About 30,000 people have returned to the area, according to local authorities. Some businesses reopen and traffic increases significantly. Some military checkpoints have also been removed from the city’s arteries and some public transport is returning.
As they do so, authorities continue to remove debris from the streets, including shells from damaged tanks and other armored vehicles.
It’s a seemingly endless cleansing task for public officials, especially those in charge of collecting bodies caught in the fire.
Rows of graves for soldiers and civilians have recently been dug in the central cemetery in Irpin, a suburb of Kiev.
Here, military burials take place successively.
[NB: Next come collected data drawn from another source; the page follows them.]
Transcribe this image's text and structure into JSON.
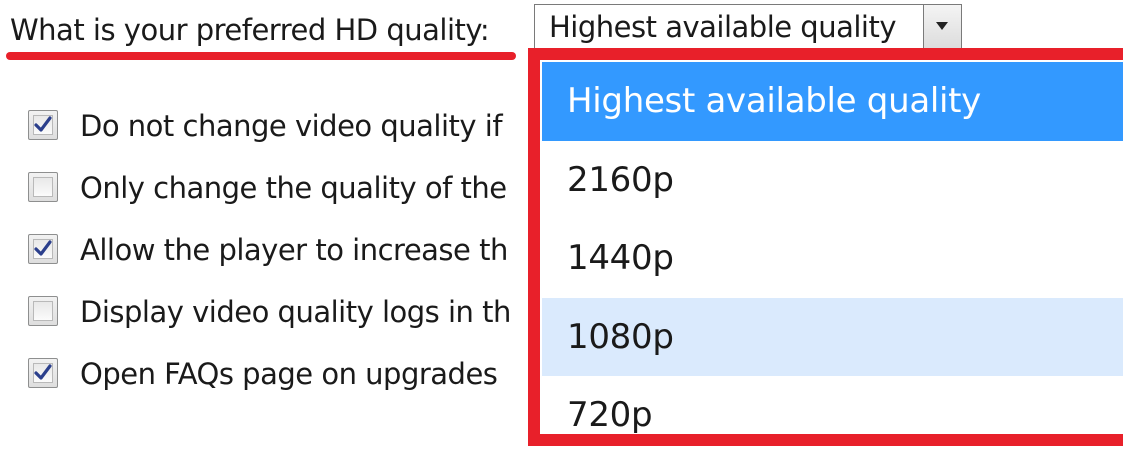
{
  "accent": {
    "annotation_red": "#e8202a",
    "selected_blue": "#3399ff",
    "hover_blue": "#daeafd"
  },
  "quality": {
    "question_label": "What is your preferred HD quality:",
    "selected_value": "Highest available quality",
    "arrow_icon": "chevron-down-icon",
    "options": [
      {
        "label": "Highest available quality",
        "state": "selected"
      },
      {
        "label": "2160p",
        "state": "normal"
      },
      {
        "label": "1440p",
        "state": "normal"
      },
      {
        "label": "1080p",
        "state": "hovered"
      },
      {
        "label": "720p",
        "state": "normal"
      }
    ]
  },
  "settings": [
    {
      "label": "Do not change video quality if",
      "checked": true
    },
    {
      "label": "Only change the quality of the",
      "checked": false
    },
    {
      "label": "Allow the player to increase th",
      "checked": true
    },
    {
      "label": "Display video quality logs in th",
      "checked": false
    },
    {
      "label": "Open FAQs page on upgrades",
      "checked": true
    }
  ]
}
Russia may be reorganizing, shifting its forces to the East, but the war is not over – and there is no moment.
Tetiana Blizniuk is surrounded by her husband’s companions as his body rests shortly before sunset, the last of the day burials for members of the Ukrainian Armed Forces.
When she last saw her husband, Oleksandr Lytkin, she promised to return immediately, says Bliznyuk.
“(She was killed by) a mortar shell,” she says, her eyes still swollen red. “I am very proud of him, he is a hero.”
“It’s so scary! No one thought it was possible in the 21st century,” he said, adding that the war “must stop.”
Its pain is shared by millions of people around Kyiv as the death and destruction left by the Russian invading forces become more and more visible.